Wie viel Eigenkapital empfehlen Sie, um einen guten Zins zu bekommen?
Sie sollten mindestens 20 Prozent des Kaufpreises und die Kaufnebenkosten decken können, dann bekommen Sie einen guten Zins. Und es gilt mehr denn je: Je mehr Eigenkapital man mitbringt, desto besser ist es.
Wie viel Tilgung empfehlen Sie?
Wer beim aktuellen Zinsniveau eine Tilgung von drei Prozent nicht schafft, sollte erst gar nicht anfangen, Geld aufzunehmen. Ich empfehle jedem, der sich Finanzierungsangebote einholt, einen Blick in das ESIS-Merkblatt zu werfen. Unter Punkt 2 dieses Merkblatts, das der Berater übrigens aushändigen muss, steht eine Angabe, wie viel man pro geliehenen Euro zurückzahlen muss. Diese Zahl macht Angebote vergleichbar.
Wie viel sollte die Schuldenlast am Haushaltseinkommen maximal ausmachen, ohne dass es gefährlich wird?
Sie sollte ein Drittel des Netto-Haushaltseinkommens nicht übersteigen. Oder sie sollte niedrig genug sein, dass sie in einem Doppelverdienerhaushalt notfalls auch von einem alleine getragen werden könnte. Das bedeutet bei einem Haushaltsnetto von 4000 Euro etwa 1300 Euro für Zins und Tilgung. In einer Stadt wie München oder Hamburg machen Sie mit diesem Betrag keine großen Sprünge, wenn das Eigenkapital gering ist.
Müssen Sie in Ihren Beratungsgesprächen vielen Menschen sagen, dass sie sich kein Eigentum leisten können?
Das geschieht eher selten. Ich habe vor allem in den vergangenen beiden Jahren den Eindruck gewonnen, dass Menschen, die bauen oder sich Eigentum kaufen wollen, genau nachrechnen und ihre Situation realistisch einschätzen können. Viele wählen auch eine längere Zinsbindung als die üblichen zehn Jahre.
Sich zunächst einmal auf zehn Jahre zu binden und viel zu tilgen ist doch auch nicht verkehrt. Immerhin sind die Zinsen niedriger, je kürzer man sich bindet.
Möglichst viel zu tilgen ist immer gut. Der Unterschied zwischen Darlehen mit zehn oder 15 Jahren Zinsbindung ist gering. Wer sich länger bindet, hat mehr Sicherheit. Zudem kann jedes Darlehen nach zehn Jahren ohne sogenannte Vorfälligkeitsentschädigung gekündigt werden.

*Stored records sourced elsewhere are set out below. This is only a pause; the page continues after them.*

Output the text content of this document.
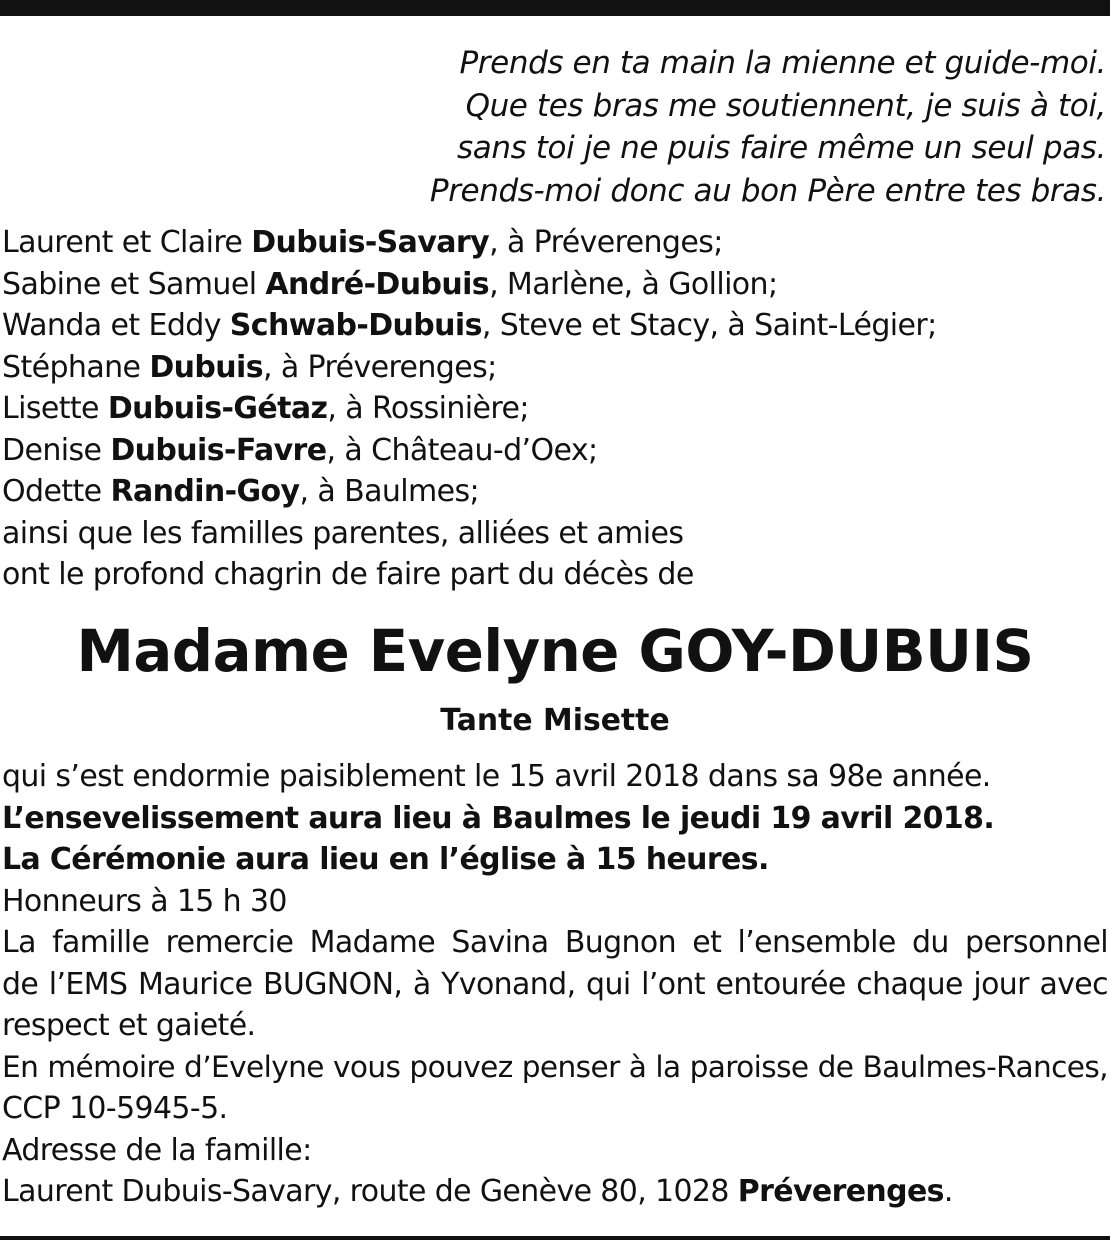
Prends en ta main la mienne et guide-moi.
Que tes bras me soutiennent, je suis à toi,
sans toi je ne puis faire même un seul pas.
Prends-moi donc au bon Père entre tes bras.
Laurent et Claire Dubuis-Savary, à Préverenges;
Sabine et Samuel André-Dubuis, Marlène, à Gollion;
Wanda et Eddy Schwab-Dubuis, Steve et Stacy, à Saint-Légier;
Stéphane Dubuis, à Préverenges;
Lisette Dubuis-Gétaz, à Rossinière;
Denise Dubuis-Favre, à Château-d’Oex;
Odette Randin-Goy, à Baulmes;
ainsi que les familles parentes, alliées et amies
ont le profond chagrin de faire part du décès de
Madame Evelyne GOY-DUBUIS
Tante Misette
qui s’est endormie paisiblement le 15 avril 2018 dans sa 98e année.
L’ensevelissement aura lieu à Baulmes le jeudi 19 avril 2018.
La Cérémonie aura lieu en l’église à 15 heures.
Honneurs à 15 h 30
La famille remercie Madame Savina Bugnon et l’ensemble du personnel
de l’EMS Maurice BUGNON, à Yvonand, qui l’ont entourée chaque jour avec
respect et gaieté.
En mémoire d’Evelyne vous pouvez penser à la paroisse de Baulmes-Rances,
CCP 10-5945-5.
Adresse de la famille:
Laurent Dubuis-Savary, route de Genève 80, 1028 Préverenges.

Der Immobilienboom hält an, doch die Anzeichen mehren sich, dass die Zinsen steigen könnten. Müssen sich Kreditnehmer, die 2010 abgeschlossen haben und wenig tilgen, Sorgen machen?
Vereinzelt wird es Probleme geben. Vor allem, wenn kaum getilgt wird und die Restschuld nach zehn Jahren fast so hoch ist wie der ursprüngliche Kredit.
Befürchten Sie dass die Regeln zur Kreditvergabe strenger werden?
Es kann sein, dass die Banken noch genauer hinschauen. Das macht es vor allem Selbstständigen schwer, an Kredit zu kommen. Darüber hinaus kann es sein, dass sie höhere Zinsen verlangen, da die Kreditsummen mit den Preisen immer weiter steigen.